The State of Aloha
It was a summer’s day when Pan American’s first commercial Boeing 707 jetliner landed at the Honolulu International Airport on Aug. 24, 1959 — a little more than a week after Hawaii became a state. The jet plane’s doors opened to let out a strange, new, phenomenon to the islands that is now very familiar to us: a drove of tourists from the Mainland.
So it began. Just days after entering the Union, Hawaii’s tourism industry hit its stride with the advent of jet travel. Before statehood, tourists to the islands tended to be wealthy. They were the few who could afford long trips by ocean liner and stay for days on end.
That changed with the jet plane. It was faster to get there and made Hawaii accessible for middle-class Americans. Today, tourism is the main engine for Hawaii’s economy. There’s little debate about that. It’s still the No. 1 industry. Nothing compares.
But that doesn’t mean we like it, which bothers folks in the industry. In a recent interview, the chief executive officer of Hawaiian Airlines, Mark Dunkerley, urged all of us in Hawaii to “examine our ambivalence toward tourism.”
Ambivalence is putting it politely. Since the late 1950s, generations of locals have grown up with the tourism industry. We have a love-hate relationship. Thousands of Hawaii residents are directly employed by hotels where droves of visitors stay for days and nights on end sipping cocktails, getting sunburned and, above all, spending money. We even have a special tax for hotel rooms and transient accommodations. What’s not to love?
We are constantly told that tourism is keeping our economy afloat. But that doesn’t mean it’s been all wine and roses for the islands. It can certainly be an obnoxious industry. The big-money tourism is resort-based tourism. Since the ’60s, Hawaii’s tourists are encouraged to isolate themselves in artificially constructed places like Waikiki, Kaanapali or Waikoloa. There, they stayed in a manufactured resort community with beaches, pools, restaurants and shops.
Interaction with local residents is limited to transactions of commerce. Tourists interacted largely among themselves. I always thought how obvious it was when you looked down at Waikiki from the air. It’s literally blocked in by the Ala Wai Canal.
This model is still in high demand. Look no further than Ko Olina on the leeward side of Oahu. The marina is home to a cluster of luxury resorts, including Disney’s Aulani Resort, a world-class hotel with beaches, golf courses and spa, where Disney characters regularly interact with tourists. Right next door is the site of another development, Atlantis Resorts and Residents Ko Olina, that will have an additional 800 hotel rooms and 524 high-end homes.
Then there’s the other kind of visitor, the ones who don’t think they’re tourists and rent houses in residential areas. These folks are in search of the authentic and look for it in our small towns and stores. (They’re still tourists.) Ironically, their quest for authenticity contributes to the housing crisis for local residents when housing units are converted to short-term vacation rentals.

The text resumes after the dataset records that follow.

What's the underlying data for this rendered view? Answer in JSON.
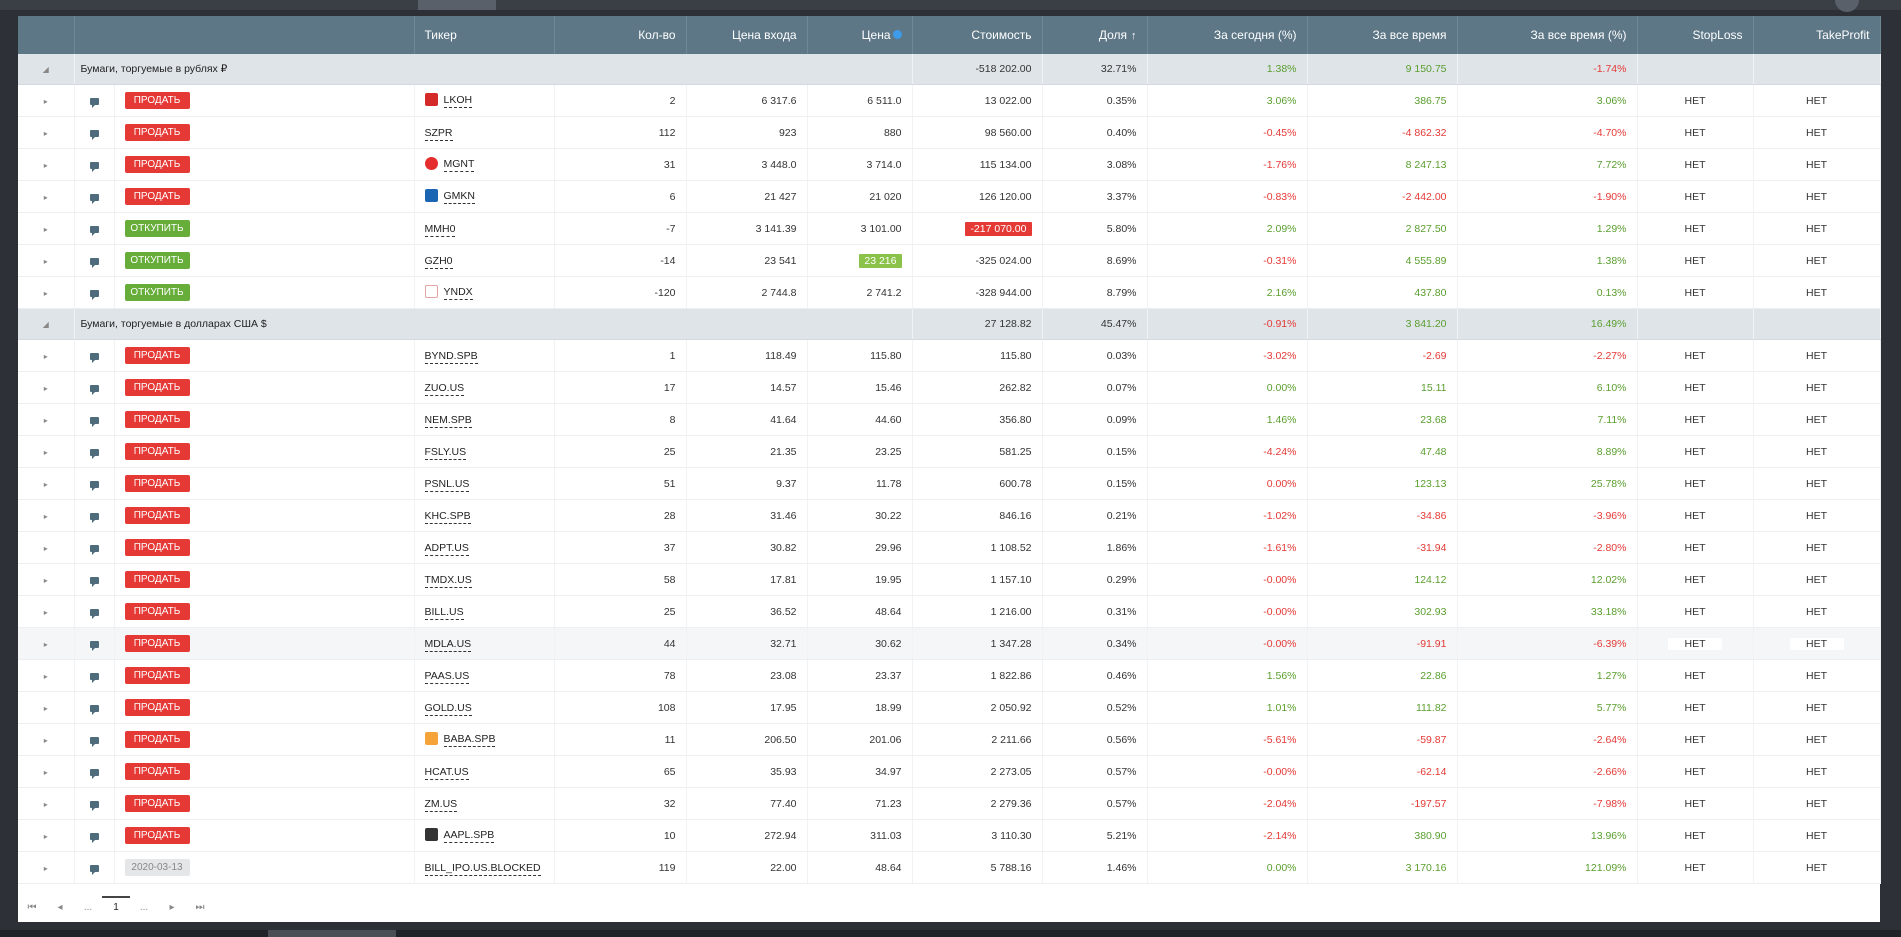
{
  "columns": {
    "ticker": "Тикер",
    "qty": "Кол-во",
    "entry_price": "Цена входа",
    "price": "Цена",
    "value": "Стоимость",
    "share": "Доля",
    "today": "За сегодня (%)",
    "all_time": "За все время",
    "all_time_pct": "За все время (%)",
    "stop_loss": "StopLoss",
    "take_profit": "TakeProfit"
  },
  "groups": [
    {
      "name": "Бумаги, торгуемые в рублях ₽",
      "value": "-518 202.00",
      "share": "32.71%",
      "today": "1.38%",
      "all_time": "9 150.75",
      "all_time_pct": "-1.74%",
      "today_sign": "pos",
      "all_time_sign": "pos",
      "all_time_pct_sign": "neg",
      "rows": [
        {
          "action": "ПРОДАТЬ",
          "action_type": "sell",
          "logo": "lkoh",
          "ticker": "LKOH",
          "qty": "2",
          "entry": "6 317.6",
          "price": "6 511.0",
          "value": "13 022.00",
          "share": "0.35%",
          "today": "3.06%",
          "all_time": "386.75",
          "all_time_pct": "3.06%",
          "today_sign": "pos",
          "all_time_sign": "pos",
          "all_time_pct_sign": "pos",
          "sl": "НЕТ",
          "tp": "НЕТ"
        },
        {
          "action": "ПРОДАТЬ",
          "action_type": "sell",
          "logo": "",
          "ticker": "SZPR",
          "qty": "112",
          "entry": "923",
          "price": "880",
          "value": "98 560.00",
          "share": "0.40%",
          "today": "-0.45%",
          "all_time": "-4 862.32",
          "all_time_pct": "-4.70%",
          "today_sign": "neg",
          "all_time_sign": "neg",
          "all_time_pct_sign": "neg",
          "sl": "НЕТ",
          "tp": "НЕТ"
        },
        {
          "action": "ПРОДАТЬ",
          "action_type": "sell",
          "logo": "mgnt",
          "ticker": "MGNT",
          "qty": "31",
          "entry": "3 448.0",
          "price": "3 714.0",
          "value": "115 134.00",
          "share": "3.08%",
          "today": "-1.76%",
          "all_time": "8 247.13",
          "all_time_pct": "7.72%",
          "today_sign": "neg",
          "all_time_sign": "pos",
          "all_time_pct_sign": "pos",
          "sl": "НЕТ",
          "tp": "НЕТ"
        },
        {
          "action": "ПРОДАТЬ",
          "action_type": "sell",
          "logo": "gmkn",
          "ticker": "GMKN",
          "qty": "6",
          "entry": "21 427",
          "price": "21 020",
          "value": "126 120.00",
          "share": "3.37%",
          "today": "-0.83%",
          "all_time": "-2 442.00",
          "all_time_pct": "-1.90%",
          "today_sign": "neg",
          "all_time_sign": "neg",
          "all_time_pct_sign": "neg",
          "sl": "НЕТ",
          "tp": "НЕТ"
        },
        {
          "action": "ОТКУПИТЬ",
          "action_type": "buy",
          "logo": "",
          "ticker": "MMH0",
          "qty": "-7",
          "entry": "3 141.39",
          "price": "3 101.00",
          "value": "-217 070.00",
          "value_badge": "red",
          "share": "5.80%",
          "today": "2.09%",
          "all_time": "2 827.50",
          "all_time_pct": "1.29%",
          "today_sign": "pos",
          "all_time_sign": "pos",
          "all_time_pct_sign": "pos",
          "sl": "НЕТ",
          "tp": "НЕТ"
        },
        {
          "action": "ОТКУПИТЬ",
          "action_type": "buy",
          "logo": "",
          "ticker": "GZH0",
          "qty": "-14",
          "entry": "23 541",
          "price": "23 216",
          "price_badge": "green",
          "value": "-325 024.00",
          "share": "8.69%",
          "today": "-0.31%",
          "all_time": "4 555.89",
          "all_time_pct": "1.38%",
          "today_sign": "neg",
          "all_time_sign": "pos",
          "all_time_pct_sign": "pos",
          "sl": "НЕТ",
          "tp": "НЕТ"
        },
        {
          "action": "ОТКУПИТЬ",
          "action_type": "buy",
          "logo": "yndx",
          "ticker": "YNDX",
          "qty": "-120",
          "entry": "2 744.8",
          "price": "2 741.2",
          "value": "-328 944.00",
          "share": "8.79%",
          "today": "2.16%",
          "all_time": "437.80",
          "all_time_pct": "0.13%",
          "today_sign": "pos",
          "all_time_sign": "pos",
          "all_time_pct_sign": "pos",
          "sl": "НЕТ",
          "tp": "НЕТ"
        }
      ]
    },
    {
      "name": "Бумаги, торгуемые в долларах США $",
      "value": "27 128.82",
      "share": "45.47%",
      "today": "-0.91%",
      "all_time": "3 841.20",
      "all_time_pct": "16.49%",
      "today_sign": "neg",
      "all_time_sign": "pos",
      "all_time_pct_sign": "pos",
      "rows": [
        {
          "action": "ПРОДАТЬ",
          "action_type": "sell",
          "logo": "",
          "ticker": "BYND.SPB",
          "qty": "1",
          "entry": "118.49",
          "price": "115.80",
          "value": "115.80",
          "share": "0.03%",
          "today": "-3.02%",
          "all_time": "-2.69",
          "all_time_pct": "-2.27%",
          "today_sign": "neg",
          "all_time_sign": "neg",
          "all_time_pct_sign": "neg",
          "sl": "НЕТ",
          "tp": "НЕТ"
        },
        {
          "action": "ПРОДАТЬ",
          "action_type": "sell",
          "logo": "",
          "ticker": "ZUO.US",
          "qty": "17",
          "entry": "14.57",
          "price": "15.46",
          "value": "262.82",
          "share": "0.07%",
          "today": "0.00%",
          "all_time": "15.11",
          "all_time_pct": "6.10%",
          "today_sign": "pos",
          "all_time_sign": "pos",
          "all_time_pct_sign": "pos",
          "sl": "НЕТ",
          "tp": "НЕТ"
        },
        {
          "action": "ПРОДАТЬ",
          "action_type": "sell",
          "logo": "",
          "ticker": "NEM.SPB",
          "qty": "8",
          "entry": "41.64",
          "price": "44.60",
          "value": "356.80",
          "share": "0.09%",
          "today": "1.46%",
          "all_time": "23.68",
          "all_time_pct": "7.11%",
          "today_sign": "pos",
          "all_time_sign": "pos",
          "all_time_pct_sign": "pos",
          "sl": "НЕТ",
          "tp": "НЕТ"
        },
        {
          "action": "ПРОДАТЬ",
          "action_type": "sell",
          "logo": "",
          "ticker": "FSLY.US",
          "qty": "25",
          "entry": "21.35",
          "price": "23.25",
          "value": "581.25",
          "share": "0.15%",
          "today": "-4.24%",
          "all_time": "47.48",
          "all_time_pct": "8.89%",
          "today_sign": "neg",
          "all_time_sign": "pos",
          "all_time_pct_sign": "pos",
          "sl": "НЕТ",
          "tp": "НЕТ"
        },
        {
          "action": "ПРОДАТЬ",
          "action_type": "sell",
          "logo": "",
          "ticker": "PSNL.US",
          "qty": "51",
          "entry": "9.37",
          "price": "11.78",
          "value": "600.78",
          "share": "0.15%",
          "today": "0.00%",
          "all_time": "123.13",
          "all_time_pct": "25.78%",
          "today_sign": "neg",
          "all_time_sign": "pos",
          "all_time_pct_sign": "pos",
          "sl": "НЕТ",
          "tp": "НЕТ"
        },
        {
          "action": "ПРОДАТЬ",
          "action_type": "sell",
          "logo": "",
          "ticker": "KHC.SPB",
          "qty": "28",
          "entry": "31.46",
          "price": "30.22",
          "value": "846.16",
          "share": "0.21%",
          "today": "-1.02%",
          "all_time": "-34.86",
          "all_time_pct": "-3.96%",
          "today_sign": "neg",
          "all_time_sign": "neg",
          "all_time_pct_sign": "neg",
          "sl": "НЕТ",
          "tp": "НЕТ"
        },
        {
          "action": "ПРОДАТЬ",
          "action_type": "sell",
          "logo": "",
          "ticker": "ADPT.US",
          "qty": "37",
          "entry": "30.82",
          "price": "29.96",
          "value": "1 108.52",
          "share": "1.86%",
          "today": "-1.61%",
          "all_time": "-31.94",
          "all_time_pct": "-2.80%",
          "today_sign": "neg",
          "all_time_sign": "neg",
          "all_time_pct_sign": "neg",
          "sl": "НЕТ",
          "tp": "НЕТ"
        },
        {
          "action": "ПРОДАТЬ",
          "action_type": "sell",
          "logo": "",
          "ticker": "TMDX.US",
          "qty": "58",
          "entry": "17.81",
          "price": "19.95",
          "value": "1 157.10",
          "share": "0.29%",
          "today": "-0.00%",
          "all_time": "124.12",
          "all_time_pct": "12.02%",
          "today_sign": "neg",
          "all_time_sign": "pos",
          "all_time_pct_sign": "pos",
          "sl": "НЕТ",
          "tp": "НЕТ"
        },
        {
          "action": "ПРОДАТЬ",
          "action_type": "sell",
          "logo": "",
          "ticker": "BILL.US",
          "qty": "25",
          "entry": "36.52",
          "price": "48.64",
          "value": "1 216.00",
          "share": "0.31%",
          "today": "-0.00%",
          "all_time": "302.93",
          "all_time_pct": "33.18%",
          "today_sign": "neg",
          "all_time_sign": "pos",
          "all_time_pct_sign": "pos",
          "sl": "НЕТ",
          "tp": "НЕТ"
        },
        {
          "action": "ПРОДАТЬ",
          "action_type": "sell",
          "logo": "",
          "ticker": "MDLA.US",
          "qty": "44",
          "entry": "32.71",
          "price": "30.62",
          "value": "1 347.28",
          "share": "0.34%",
          "today": "-0.00%",
          "all_time": "-91.91",
          "all_time_pct": "-6.39%",
          "today_sign": "neg",
          "all_time_sign": "neg",
          "all_time_pct_sign": "neg",
          "sl": "НЕТ",
          "tp": "НЕТ",
          "highlight": true
        },
        {
          "action": "ПРОДАТЬ",
          "action_type": "sell",
          "logo": "",
          "ticker": "PAAS.US",
          "qty": "78",
          "entry": "23.08",
          "price": "23.37",
          "value": "1 822.86",
          "share": "0.46%",
          "today": "1.56%",
          "all_time": "22.86",
          "all_time_pct": "1.27%",
          "today_sign": "pos",
          "all_time_sign": "pos",
          "all_time_pct_sign": "pos",
          "sl": "НЕТ",
          "tp": "НЕТ"
        },
        {
          "action": "ПРОДАТЬ",
          "action_type": "sell",
          "logo": "",
          "ticker": "GOLD.US",
          "qty": "108",
          "entry": "17.95",
          "price": "18.99",
          "value": "2 050.92",
          "share": "0.52%",
          "today": "1.01%",
          "all_time": "111.82",
          "all_time_pct": "5.77%",
          "today_sign": "pos",
          "all_time_sign": "pos",
          "all_time_pct_sign": "pos",
          "sl": "НЕТ",
          "tp": "НЕТ"
        },
        {
          "action": "ПРОДАТЬ",
          "action_type": "sell",
          "logo": "baba",
          "ticker": "BABA.SPB",
          "qty": "11",
          "entry": "206.50",
          "price": "201.06",
          "value": "2 211.66",
          "share": "0.56%",
          "today": "-5.61%",
          "all_time": "-59.87",
          "all_time_pct": "-2.64%",
          "today_sign": "neg",
          "all_time_sign": "neg",
          "all_time_pct_sign": "neg",
          "sl": "НЕТ",
          "tp": "НЕТ"
        },
        {
          "action": "ПРОДАТЬ",
          "action_type": "sell",
          "logo": "",
          "ticker": "HCAT.US",
          "qty": "65",
          "entry": "35.93",
          "price": "34.97",
          "value": "2 273.05",
          "share": "0.57%",
          "today": "-0.00%",
          "all_time": "-62.14",
          "all_time_pct": "-2.66%",
          "today_sign": "neg",
          "all_time_sign": "neg",
          "all_time_pct_sign": "neg",
          "sl": "НЕТ",
          "tp": "НЕТ"
        },
        {
          "action": "ПРОДАТЬ",
          "action_type": "sell",
          "logo": "",
          "ticker": "ZM.US",
          "qty": "32",
          "entry": "77.40",
          "price": "71.23",
          "value": "2 279.36",
          "share": "0.57%",
          "today": "-2.04%",
          "all_time": "-197.57",
          "all_time_pct": "-7.98%",
          "today_sign": "neg",
          "all_time_sign": "neg",
          "all_time_pct_sign": "neg",
          "sl": "НЕТ",
          "tp": "НЕТ"
        },
        {
          "action": "ПРОДАТЬ",
          "action_type": "sell",
          "logo": "aapl",
          "ticker": "AAPL.SPB",
          "qty": "10",
          "entry": "272.94",
          "price": "311.03",
          "value": "3 110.30",
          "share": "5.21%",
          "today": "-2.14%",
          "all_time": "380.90",
          "all_time_pct": "13.96%",
          "today_sign": "neg",
          "all_time_sign": "pos",
          "all_time_pct_sign": "pos",
          "sl": "НЕТ",
          "tp": "НЕТ"
        },
        {
          "action": "2020-03-13",
          "action_type": "date",
          "logo": "",
          "ticker": "BILL_IPO.US.BLOCKED",
          "qty": "119",
          "entry": "22.00",
          "price": "48.64",
          "value": "5 788.16",
          "share": "1.46%",
          "today": "0.00%",
          "all_time": "3 170.16",
          "all_time_pct": "121.09%",
          "today_sign": "pos",
          "all_time_sign": "pos",
          "all_time_pct_sign": "pos",
          "sl": "НЕТ",
          "tp": "НЕТ"
        }
      ]
    }
  ],
  "pager": {
    "first": "⏮",
    "prev": "◂",
    "ellipsis_left": "...",
    "current": "1",
    "ellipsis_right": "...",
    "next": "▸",
    "last": "⏭"
  }
}
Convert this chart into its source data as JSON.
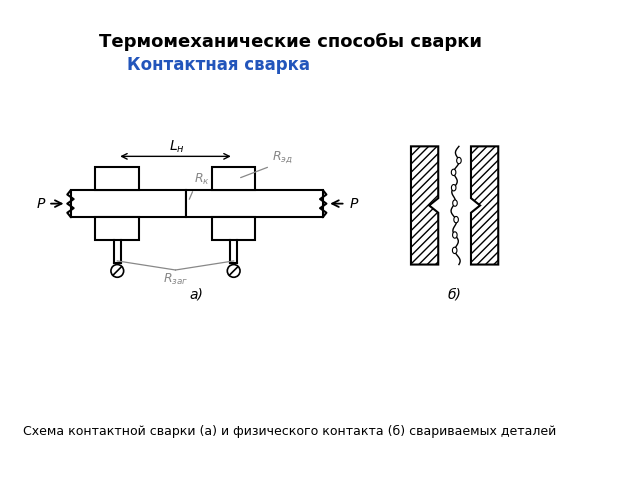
{
  "title1": "Термомеханические способы сварки",
  "title2": "Контактная сварка",
  "caption": "Схема контактной сварки (а) и физического контакта (б) свариваемых деталей",
  "label_a": "а)",
  "label_b": "б)",
  "label_Ln": "$L_н$",
  "label_Red": "$R_{эд}$",
  "label_Rk": "$R_к$",
  "label_Rzag": "$R_{заг}$",
  "label_P_left": "P",
  "label_P_right": "P",
  "bg_color": "#ffffff",
  "line_color": "#000000",
  "gray_color": "#888888",
  "title2_color": "#2255bb"
}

So more tourists are on the rise. The numbers are already astounding. In 2016, 8.9 million tourists visited the islands. Last December alone saw 828,500 visitors — that’s more than half of the state’s population. In that month, tourists spent $1.7 billion.
Where is that money going? Back into infrastructure? For the folks on the ground, stuck in terrible traffic on outdated roadways and watching decaying public works pass by, it doesn’t seem like enough is being spent here.
Just down the road from Ko Olina is the Waianae Coast, where you can see how the rest of the leeward side looks, feels and lives. Homeless camps, high crime and poverty are typically associated with this part of the island.
Oahu isn’t the only place where you can find such a stark contrast. On Maui, we have resort communities in Kaanapali and Wailea, which stand apart from their grittier neighbors in Lahaina and Kihei. Should we really be excited about more tourists coming to the islands like the CEO of Hawaiian Airlines wants us to be?
No way. The Legislature recently presented a bill finding that “an ever increasing number of visitors can negatively impact the quality of life of Hawaii residents by straining the state’s infrastructure and natural resources.” The law would divert money away from marketing for more tourists and would help fund beach cleanups and trail maintenance. It never got a hearing before the Senate Ways and Means Committee and died.
The sentiment behind the bill is genuinely felt by many residents. Now that cane is gone from the islands forever, we look to our latest big-time industry, but like cane workers from generations ago, we may not like what we see.